The Shanghai Composite Stock Index has plunged 38 percent since June 12, and the rout isn't over yet, experts say
Top strategists and money managers expect the drop to continue to about 2,700 for the index, according to Barron's.
That's down 15.8 percent from Monday's close of 3,206.
Price-earnings ratios don't look pretty for Chinese stocks, notes Barron's writer Daniel Shane. The Shanghai index carries a P-E of 15. While that represents a steep decline from June's high of about 22, it's 50 percent higher than a year ago, when it totaled 10.
The 2,700 level for the Shanghai Composite would represent a return to 10 for the P-E ratio.

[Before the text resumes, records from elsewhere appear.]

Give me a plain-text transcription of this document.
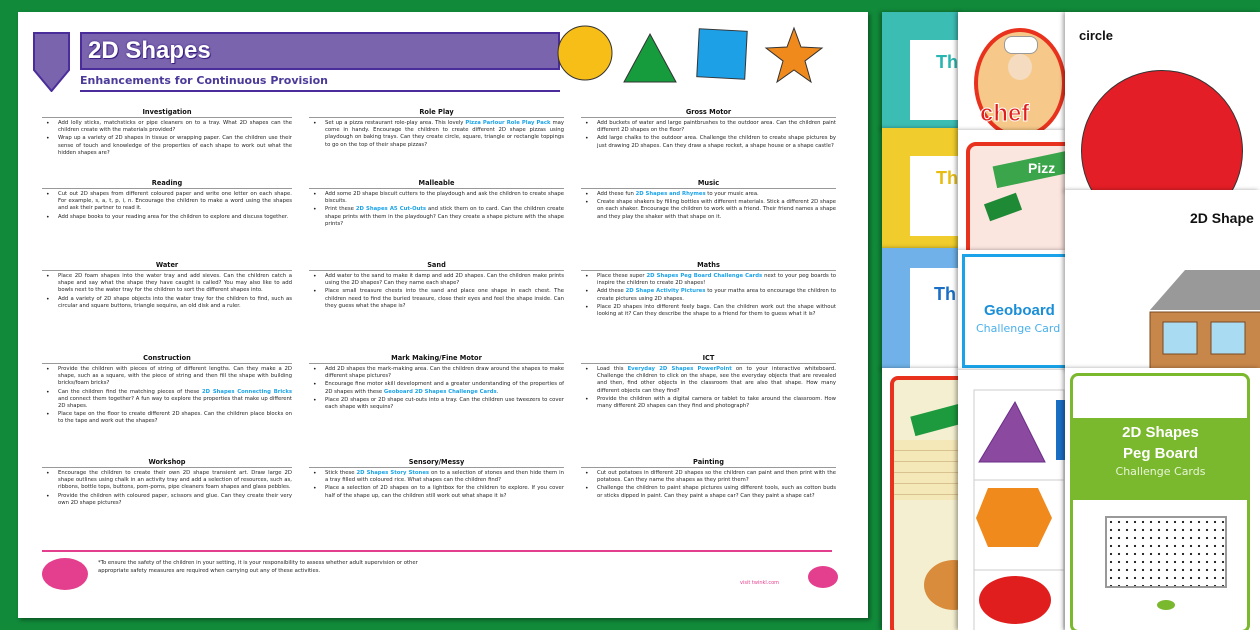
2D Shapes
Enhancements for Continuous Provision
Investigation
• Add lolly sticks, matchsticks or pipe cleaners on to a tray. What 2D shapes can the children create with the materials provided?
• Wrap up a variety of 2D shapes in tissue or wrapping paper. Can the children use their sense of touch and knowledge of the properties of each shape to work out what the hidden shapes are?
Role Play
• Set up a pizza restaurant role-play area. This lovely Pizza Parlour Role Play Pack may come in handy. Encourage the children to create different 2D shape pizzas using playdough on baking trays. Can they create circle, square, triangle or rectangle toppings to go on the top of their shape pizzas?
Gross Motor
• Add buckets of water and large paintbrushes to the outdoor area. Can the children paint different 2D shapes on the floor?
• Add large chalks to the outdoor area. Challenge the children to create shape pictures by just drawing 2D shapes. Can they draw a shape rocket, a shape house or a shape castle?
Reading
• Cut out 2D shapes from different coloured paper and write one letter on each shape. For example, s, a, t, p, i, n. Encourage the children to make a word using the shapes and ask their partner to read it.
• Add shape books to your reading area for the children to explore and discuss together.
Malleable
• Add some 2D shape biscuit cutters to the playdough and ask the children to create shape biscuits.
• Print these 2D Shapes A5 Cut-Outs and stick them on to card. Can the children create shape prints with them in the playdough? Can they create a shape picture with the shape prints?
Music
• Add these fun 2D Shapes and Rhymes to your music area.
• Create shape shakers by filling bottles with different materials. Stick a different 2D shape on each shaker. Encourage the children to work with a friend. Their friend names a shape and they play the shaker with that shape on it.
Water
• Place 2D foam shapes into the water tray and add sieves. Can the children catch a shape and say what the shape they have caught is called? You may also like to add bowls next to the water tray for the children to sort the different shapes into.
• Add a variety of 2D shape objects into the water tray for the children to find, such as circular and square buttons, triangle sequins, an old disk and a ruler.
Sand
• Add water to the sand to make it damp and add 2D shapes. Can the children make prints using the 2D shapes? Can they name each shape?
• Place small treasure chests into the sand and place one shape in each chest. The children need to find the buried treasure, close their eyes and feel the shape inside. Can they guess what the shape is?
Maths
• Place these super 2D Shapes Peg Board Challenge Cards next to your peg boards to inspire the children to create 2D shapes!
• Add these 2D Shape Activity Pictures to your maths area to encourage the children to create pictures using 2D shapes.
• Place 2D shapes into different feely bags. Can the children work out the shape without looking at it? Can they describe the shape to a friend for them to guess what it is?
Construction
• Provide the children with pieces of string of different lengths. Can they make a 2D shape, such as a square, with the piece of string and then fill the shape with building bricks/foam bricks?
• Can the children find the matching pieces of these 2D Shapes Connecting Bricks and connect them together? A fun way to explore the properties that make up different 2D shapes.
• Place tape on the floor to create different 2D shapes. Can the children place blocks on to the tape and work out the shapes?
Mark Making/Fine Motor
• Add 2D shapes the mark-making area. Can the children draw around the shapes to make different shape pictures?
• Encourage fine motor skill development and a greater understanding of the properties of 2D shapes with these Geoboard 2D Shapes Challenge Cards.
• Place 2D shapes or 2D shape cut-outs into a tray. Can the children use tweezers to cover each shape with sequins?
ICT
• Load this Everyday 2D Shapes PowerPoint on to your interactive whiteboard. Challenge the children to click on the shape, see the everyday objects that are revealed and then, find other objects in the classroom that are also that shape. How many different objects can they find?
• Provide the children with a digital camera or tablet to take around the classroom. How many different 2D shapes can they find and photograph?
Workshop
• Encourage the children to create their own 2D shape transient art. Draw large 2D shape outlines using chalk in an activity tray and add a selection of resources, such as, ribbons, bottle tops, buttons, pom-poms, pipe cleaners foam shapes and glass pebbles.
• Provide the children with coloured paper, scissors and glue. Can they create their very own 2D shape pictures?
Sensory/Messy
• Stick these 2D Shapes Story Stones on to a selection of stones and then hide them in a tray filled with coloured rice. What shapes can the children find?
• Place a selection of 2D shapes on to a lightbox for the children to explore. If you cover half of the shape up, can the children still work out what shape it is?
Painting
• Cut out potatoes in different 2D shapes so the children can paint and then print with the potatoes. Can they name the shapes as they print them?
• Challenge the children to paint shape pictures using different tools, such as cotton buds or sticks dipped in paint. Can they paint a shape car? Can they paint a shape cat?
*To ensure the safety of the children in your setting, it is your responsibility to assess whether adult supervision or other appropriate safety measures are required when carrying out any of these activities.
visit twinkl.com
Th
Th
Th
chef
Pizz
Geoboard
Challenge Card
circle
2D Shape
2D Shapes
Peg Board
Challenge Cards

Some say the index could well drop further than that level. “I’m sure there were plenty of analysts a week ago telling you the floor was 3,500,” Michael Parker, a Sanford Bernstein strategist, told Barron's.
Fundamentals aren't so hot for Chinese stocks, with economic growth slumping. Official figures put growth at 7 percent, conveniently matching the government's target. But private economists peg growth at just 3 to 5 percent.
The government devalued the yuan two weeks ago, pushing it down 3 percent, and has significantly eased monetary policy to prevent an economic downturn.
Parker says that for China stocks to bottom, there needs to be evidence of more effective policy making from Beijing than we’ve currently seen. “The risk is they’ll do something draconian on the currency side,” Parker says.
All that raises a major trust issue for China's government.
"Views about China’s economic prospects appear to be shifting from serious concern to near panic," Eswar Prasad, a Cornell University economist who formerly headed the IMF's China division, told The Wall Street Journal.
Some U.S. commentators sounded a note of panic earlier this year about the potential for China's economy to exceed the United States in size. But now things look a little different.
“The world is starting to realize China is not nearly as competent as thought, especially in the economic sphere where everyone gave it good grades,” Fraser Howie, co-author of “Red Capitalism: The Fragile Financial Foundation of China’s Extraordinary Rise,” told The Journal.